The USS St. Andrews (CVE-49) (originally AVG-49, later ACV-49) was assigned to MC hull 260 on 23 August 1942, a ship to be built to modified C3-S-A1 plans. She was laid down on 12 March 1943 by the Seattle-Tacoma Shipbuilding Corporation of Tacoma, Washington; redesignated CVE-49 on 15 July; and launched on 31 July; sponsored by Mrs. Robert W. Morse; transferred to the United Kingdom under Lend-Lease on 7 December; and commissioned the same day as HMS Queen (D19) in the Royal Navy.

HMS Queen served British and Allied escort forces in protecting the vital convoy supply effort across the North Atlantic in 1944, and in the Pacific campaigns in 1945. After hostilities ceased, she was converted to a troop carrier and used to bring British forces back from the Far East, before being returned to the United States at Norfolk, Virginia, 31 October 1946.

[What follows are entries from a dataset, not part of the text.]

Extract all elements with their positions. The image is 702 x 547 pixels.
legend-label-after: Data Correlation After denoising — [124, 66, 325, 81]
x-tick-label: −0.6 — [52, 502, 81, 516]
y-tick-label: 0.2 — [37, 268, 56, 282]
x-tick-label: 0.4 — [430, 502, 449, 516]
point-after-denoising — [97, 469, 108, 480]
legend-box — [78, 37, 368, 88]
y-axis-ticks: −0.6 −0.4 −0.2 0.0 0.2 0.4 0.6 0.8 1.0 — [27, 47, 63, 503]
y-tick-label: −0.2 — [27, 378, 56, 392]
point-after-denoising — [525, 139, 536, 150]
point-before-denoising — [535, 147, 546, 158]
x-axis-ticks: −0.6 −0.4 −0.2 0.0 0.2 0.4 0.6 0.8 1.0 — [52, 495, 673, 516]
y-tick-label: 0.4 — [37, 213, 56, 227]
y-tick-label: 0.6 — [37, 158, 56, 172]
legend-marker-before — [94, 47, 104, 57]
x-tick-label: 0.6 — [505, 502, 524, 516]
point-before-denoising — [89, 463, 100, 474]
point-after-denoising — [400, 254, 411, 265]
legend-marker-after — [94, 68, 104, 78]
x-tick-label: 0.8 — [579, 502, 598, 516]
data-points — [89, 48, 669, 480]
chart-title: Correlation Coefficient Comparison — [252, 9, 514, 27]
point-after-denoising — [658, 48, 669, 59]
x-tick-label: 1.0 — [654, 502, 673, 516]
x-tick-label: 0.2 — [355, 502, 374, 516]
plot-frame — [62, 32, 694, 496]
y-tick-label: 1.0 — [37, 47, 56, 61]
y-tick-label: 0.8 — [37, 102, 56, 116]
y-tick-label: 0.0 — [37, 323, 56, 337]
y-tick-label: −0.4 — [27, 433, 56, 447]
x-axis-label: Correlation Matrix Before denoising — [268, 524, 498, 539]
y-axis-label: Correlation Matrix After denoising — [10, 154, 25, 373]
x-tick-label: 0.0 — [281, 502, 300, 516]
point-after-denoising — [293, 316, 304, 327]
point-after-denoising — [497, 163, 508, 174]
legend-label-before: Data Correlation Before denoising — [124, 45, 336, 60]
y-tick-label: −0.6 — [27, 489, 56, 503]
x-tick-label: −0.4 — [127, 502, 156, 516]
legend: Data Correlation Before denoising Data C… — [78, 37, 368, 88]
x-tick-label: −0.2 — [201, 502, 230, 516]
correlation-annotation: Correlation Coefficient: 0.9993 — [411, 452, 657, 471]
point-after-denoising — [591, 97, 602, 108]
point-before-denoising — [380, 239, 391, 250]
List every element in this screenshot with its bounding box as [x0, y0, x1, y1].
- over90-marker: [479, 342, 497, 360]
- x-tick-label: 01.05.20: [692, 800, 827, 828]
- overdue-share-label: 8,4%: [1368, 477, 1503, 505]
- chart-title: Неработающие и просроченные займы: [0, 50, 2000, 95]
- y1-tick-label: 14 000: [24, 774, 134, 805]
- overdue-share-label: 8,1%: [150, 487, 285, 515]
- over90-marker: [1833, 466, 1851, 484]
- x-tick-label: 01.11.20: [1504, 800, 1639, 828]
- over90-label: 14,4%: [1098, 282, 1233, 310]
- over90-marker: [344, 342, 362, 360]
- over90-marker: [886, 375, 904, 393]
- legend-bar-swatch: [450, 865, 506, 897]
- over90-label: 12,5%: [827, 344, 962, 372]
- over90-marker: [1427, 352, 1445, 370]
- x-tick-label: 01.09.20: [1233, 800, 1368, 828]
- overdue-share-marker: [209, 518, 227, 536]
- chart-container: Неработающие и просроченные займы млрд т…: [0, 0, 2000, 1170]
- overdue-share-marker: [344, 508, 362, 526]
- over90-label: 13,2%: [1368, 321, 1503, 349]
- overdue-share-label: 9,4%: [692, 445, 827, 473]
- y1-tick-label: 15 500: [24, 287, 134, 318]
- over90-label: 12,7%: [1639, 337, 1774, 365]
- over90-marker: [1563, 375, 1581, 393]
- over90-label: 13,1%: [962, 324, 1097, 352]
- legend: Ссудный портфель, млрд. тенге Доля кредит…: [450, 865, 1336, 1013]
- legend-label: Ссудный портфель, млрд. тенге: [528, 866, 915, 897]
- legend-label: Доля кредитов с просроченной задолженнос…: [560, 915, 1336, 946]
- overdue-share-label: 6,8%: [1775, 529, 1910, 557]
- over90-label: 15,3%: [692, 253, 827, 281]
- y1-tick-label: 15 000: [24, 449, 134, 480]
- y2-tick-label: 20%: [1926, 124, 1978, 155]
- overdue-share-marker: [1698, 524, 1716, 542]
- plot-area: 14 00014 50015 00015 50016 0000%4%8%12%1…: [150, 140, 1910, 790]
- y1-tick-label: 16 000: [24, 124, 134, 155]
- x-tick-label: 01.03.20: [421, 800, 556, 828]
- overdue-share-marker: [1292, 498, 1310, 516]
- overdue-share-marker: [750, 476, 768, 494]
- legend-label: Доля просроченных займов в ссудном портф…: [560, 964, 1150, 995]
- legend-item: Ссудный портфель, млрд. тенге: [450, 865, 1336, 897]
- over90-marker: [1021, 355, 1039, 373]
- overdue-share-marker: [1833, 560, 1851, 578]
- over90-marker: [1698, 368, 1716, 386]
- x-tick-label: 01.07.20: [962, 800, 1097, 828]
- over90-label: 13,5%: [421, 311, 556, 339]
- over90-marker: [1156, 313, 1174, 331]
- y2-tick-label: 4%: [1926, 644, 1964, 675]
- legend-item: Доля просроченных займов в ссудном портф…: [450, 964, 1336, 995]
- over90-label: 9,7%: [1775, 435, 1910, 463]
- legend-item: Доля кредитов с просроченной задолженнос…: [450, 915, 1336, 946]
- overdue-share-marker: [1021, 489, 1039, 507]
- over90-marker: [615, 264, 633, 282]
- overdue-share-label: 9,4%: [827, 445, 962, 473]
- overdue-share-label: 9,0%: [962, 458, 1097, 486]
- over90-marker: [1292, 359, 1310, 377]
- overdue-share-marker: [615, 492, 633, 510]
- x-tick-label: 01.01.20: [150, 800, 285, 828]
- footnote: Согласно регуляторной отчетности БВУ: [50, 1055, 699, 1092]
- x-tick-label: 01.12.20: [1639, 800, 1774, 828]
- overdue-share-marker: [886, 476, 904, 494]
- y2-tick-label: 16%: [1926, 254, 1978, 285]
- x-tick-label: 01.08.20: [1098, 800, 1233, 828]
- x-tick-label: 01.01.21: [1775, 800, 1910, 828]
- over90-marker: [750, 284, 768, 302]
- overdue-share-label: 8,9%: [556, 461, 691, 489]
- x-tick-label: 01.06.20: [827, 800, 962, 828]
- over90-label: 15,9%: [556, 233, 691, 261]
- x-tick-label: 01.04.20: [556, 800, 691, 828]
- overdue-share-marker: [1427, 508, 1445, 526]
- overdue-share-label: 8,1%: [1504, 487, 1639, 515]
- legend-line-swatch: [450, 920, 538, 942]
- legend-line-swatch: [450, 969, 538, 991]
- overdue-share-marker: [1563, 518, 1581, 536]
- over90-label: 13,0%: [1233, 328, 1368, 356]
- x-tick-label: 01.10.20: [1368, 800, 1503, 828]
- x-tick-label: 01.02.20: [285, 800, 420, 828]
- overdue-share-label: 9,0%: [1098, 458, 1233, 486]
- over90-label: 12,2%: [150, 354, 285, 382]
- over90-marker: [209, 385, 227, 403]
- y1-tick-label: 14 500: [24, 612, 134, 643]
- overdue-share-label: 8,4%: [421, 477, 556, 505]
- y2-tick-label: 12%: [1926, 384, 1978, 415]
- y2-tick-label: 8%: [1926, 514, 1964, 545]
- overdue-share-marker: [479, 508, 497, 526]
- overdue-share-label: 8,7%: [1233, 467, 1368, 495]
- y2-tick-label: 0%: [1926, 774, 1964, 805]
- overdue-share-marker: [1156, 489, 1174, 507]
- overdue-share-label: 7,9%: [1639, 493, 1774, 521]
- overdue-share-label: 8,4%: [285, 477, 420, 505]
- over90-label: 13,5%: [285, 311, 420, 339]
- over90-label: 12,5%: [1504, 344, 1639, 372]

On arrival, Queen was decommissioned by the Royal Navy and was taken over by the U.S. Navy. In excess of Navy needs, CVE-49 was slated, in December, for disposal; struck from the Navy Register in July 1947, sold to the N.V. Stoomv, Maats, Nederland Co., Amsterdam, Netherlands and pressed into merchant service as Roebiah on 29 July 1947 (renamed President Marcos in 1967 and Lucky One in 1972). She was scrapped in Taiwan in 1972.